Sua Majestade: assim foi chamado Ruud Krol durante sua passagem pelo Napoli. Um dos maiores defensores da história do futebol, o holandês chegou ao San Paolo na fase final da carreira, mas sua enorme qualidade fez com que ele ainda conseguisse jogar bem e conquistasse os corações dos torcedores azzurri.

A história de Krol se confunde com a história do futebol holandês e a do lendário técnico Rinus Michels, expoente do Futebol Total. O jogador, nascido em Amsterdam, começou a carreira no Ajax, treinado por Michels, e aos 19 anos, se tornou titular na lateral esquerda dos Godenzonen – mesmo sendo destro. Em 12 anos pelo gigante de seu país, Krol conquistou 16 títulos, incluindo seus ligas locais, três Copas dos Campeões e um Mundial Interclubes. Por duas vezes, o Ajax de Krol e Johan Cruyff encarou equipes italianas nas finais do maior torneio europeu: em 1972, bateu a Inter de Sandro Mazzola, Jair da Costa e Roberto Boninsegna, e no ano seguinte, a Juventus de Dino Zoff, Roberto Bettega e José Altafini.

Desde muito cedo Krol já mostrava que não estava no esporte a passeio. Poucos meses depois de estrear pelo Ajax, o jogador já ganhava suas primeiras convocações para a seleção holandesa, com a qual atuou 83 vezes. Pela Oranje, ele também fez história: disputou duas finais de Copas do Mundo, perdendo para os anfitriões – Alemanha Ocidental e Argentina, respectivamente. No primeiro mundial, foi peça-chave no esquema de Rinus Michels, e até marcou um gol na segunda fase. Mais experiente, na segunda participação, Krol deixou a lateral esquerda e foi líbero e capitão da Oranje de Ernst Happel, que ficou com o vice na prorrogação.

Já no final da carreira, o capitão Krol ainda ficou com a terceira posição na Bola de Ouro da France Football, em 1979, mas decidiu deixar o Ajax no ano seguinte. O holandês recebeu uma proposta do Vancouver Whitecaps e foi jogar a NASL, precursora da Major League Soccer. Krol jogou apenas 16 vezes pelo clube canadense, mas ganhou muito dinheiro e entrou no All-Star Team. Após alguns meses na América do Norte, o Napoli realizou um sonho antigo e levou o elegante defensor para a Itália.
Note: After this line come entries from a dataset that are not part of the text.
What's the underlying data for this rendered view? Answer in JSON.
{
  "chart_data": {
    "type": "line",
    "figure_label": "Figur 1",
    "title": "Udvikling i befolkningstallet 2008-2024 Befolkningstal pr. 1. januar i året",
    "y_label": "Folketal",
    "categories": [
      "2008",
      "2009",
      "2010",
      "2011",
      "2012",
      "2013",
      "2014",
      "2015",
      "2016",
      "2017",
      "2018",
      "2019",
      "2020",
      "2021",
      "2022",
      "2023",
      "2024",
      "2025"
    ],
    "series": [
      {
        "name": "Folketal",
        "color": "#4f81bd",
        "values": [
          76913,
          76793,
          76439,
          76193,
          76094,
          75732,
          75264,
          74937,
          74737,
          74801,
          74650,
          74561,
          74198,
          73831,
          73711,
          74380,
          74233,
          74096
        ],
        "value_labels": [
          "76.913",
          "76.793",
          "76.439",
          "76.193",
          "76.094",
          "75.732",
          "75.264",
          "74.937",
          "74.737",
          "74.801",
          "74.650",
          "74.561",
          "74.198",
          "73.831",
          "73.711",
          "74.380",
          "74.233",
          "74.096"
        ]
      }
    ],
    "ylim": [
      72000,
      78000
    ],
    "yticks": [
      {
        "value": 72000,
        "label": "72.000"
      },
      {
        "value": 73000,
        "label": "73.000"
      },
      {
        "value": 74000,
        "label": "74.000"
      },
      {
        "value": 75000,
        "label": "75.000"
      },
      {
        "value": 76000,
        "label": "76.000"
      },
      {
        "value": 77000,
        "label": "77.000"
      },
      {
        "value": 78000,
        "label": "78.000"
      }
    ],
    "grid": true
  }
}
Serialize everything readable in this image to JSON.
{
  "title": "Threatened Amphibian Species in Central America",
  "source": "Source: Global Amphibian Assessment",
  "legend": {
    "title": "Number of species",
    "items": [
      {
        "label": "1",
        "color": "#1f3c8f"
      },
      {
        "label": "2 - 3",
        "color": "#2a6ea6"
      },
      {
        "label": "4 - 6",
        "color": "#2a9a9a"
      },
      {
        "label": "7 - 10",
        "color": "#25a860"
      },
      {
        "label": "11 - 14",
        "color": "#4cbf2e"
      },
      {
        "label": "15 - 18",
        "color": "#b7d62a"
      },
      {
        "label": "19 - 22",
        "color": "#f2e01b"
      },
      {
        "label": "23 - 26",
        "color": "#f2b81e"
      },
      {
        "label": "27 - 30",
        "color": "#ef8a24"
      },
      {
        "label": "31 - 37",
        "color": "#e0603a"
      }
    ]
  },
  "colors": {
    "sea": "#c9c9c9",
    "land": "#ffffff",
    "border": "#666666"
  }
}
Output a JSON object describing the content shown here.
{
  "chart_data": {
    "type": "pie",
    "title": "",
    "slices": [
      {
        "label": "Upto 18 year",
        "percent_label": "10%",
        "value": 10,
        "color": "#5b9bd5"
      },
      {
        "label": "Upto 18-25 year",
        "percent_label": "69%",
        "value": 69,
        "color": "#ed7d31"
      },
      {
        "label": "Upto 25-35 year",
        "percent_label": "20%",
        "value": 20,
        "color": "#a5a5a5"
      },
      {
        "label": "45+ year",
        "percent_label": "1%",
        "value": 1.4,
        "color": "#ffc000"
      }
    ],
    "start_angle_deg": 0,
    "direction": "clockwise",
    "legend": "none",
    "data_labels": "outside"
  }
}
Após mais de uma década, a Federação Italiana de Futebol abriu o mercado para a contratação de jogadores estrangeiros, em 1980. Assim, o presidente Corrado Ferlaino e o diretor esportivo Antonio Juliano – um dos maiores jogadores da história do Napoli – foram atrás de Ruud Krol e fizeram dele o primeiro estrangeiro contratado pelos azzurri após a reabertura das fronteiras.

Holandês foi um dos melhores jogadores da Serie A no período em que esteve na Itália (New Foto Sud)
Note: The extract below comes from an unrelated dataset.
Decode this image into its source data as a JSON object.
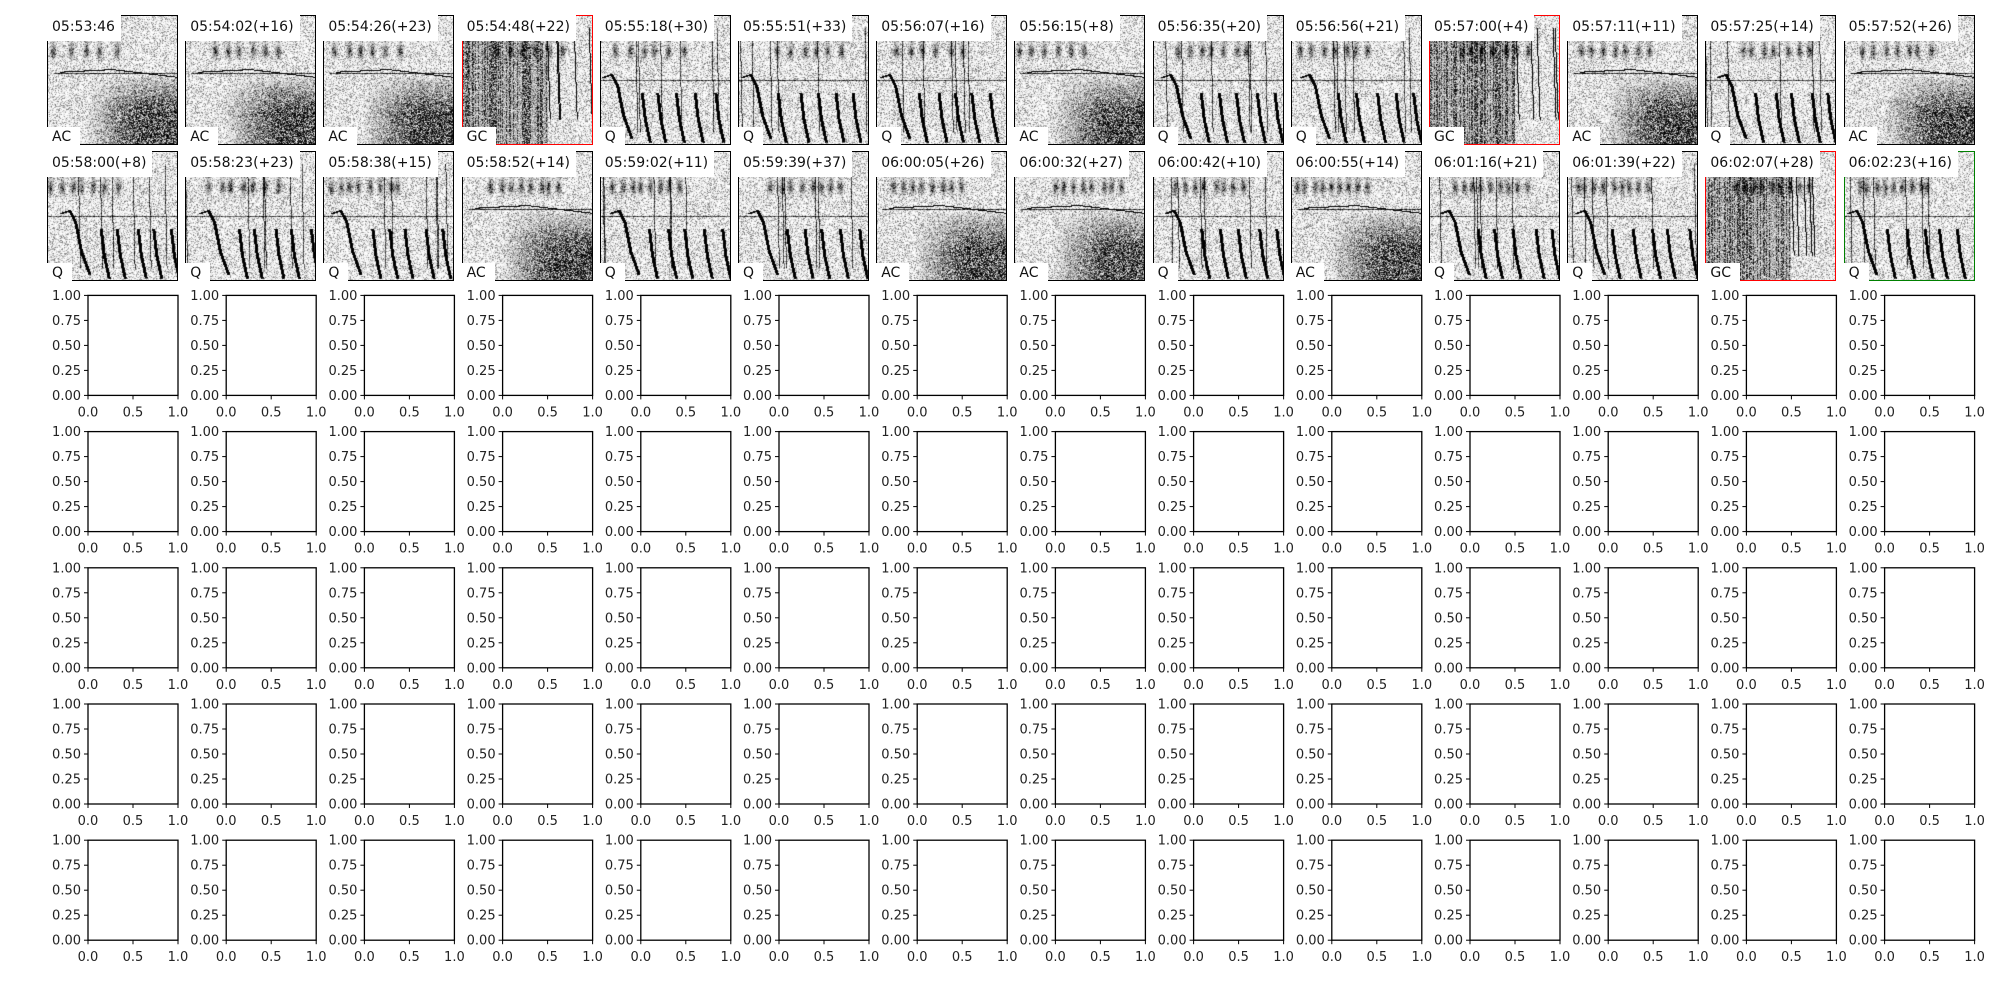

O holandês foi recebido com pompa: cerca de 2 mil torcedores o saudaram no aeroporto, 10 mil foram à sua apresentação, e a venda de carnês de abbonamento – similares aos programas de sócio-torcedor brasileiros – subiu instantaneamente. Krol logo ganhou o apelido de “Sua majestade”, dado pelo jornalista Bruno Pizzul e adotado pela torcida. Fazia sentido: Krol foi a primeira grande contratação de uma gestão ambiciosa – e que conseguiu o scudetto anos depois, com Diego Maradona.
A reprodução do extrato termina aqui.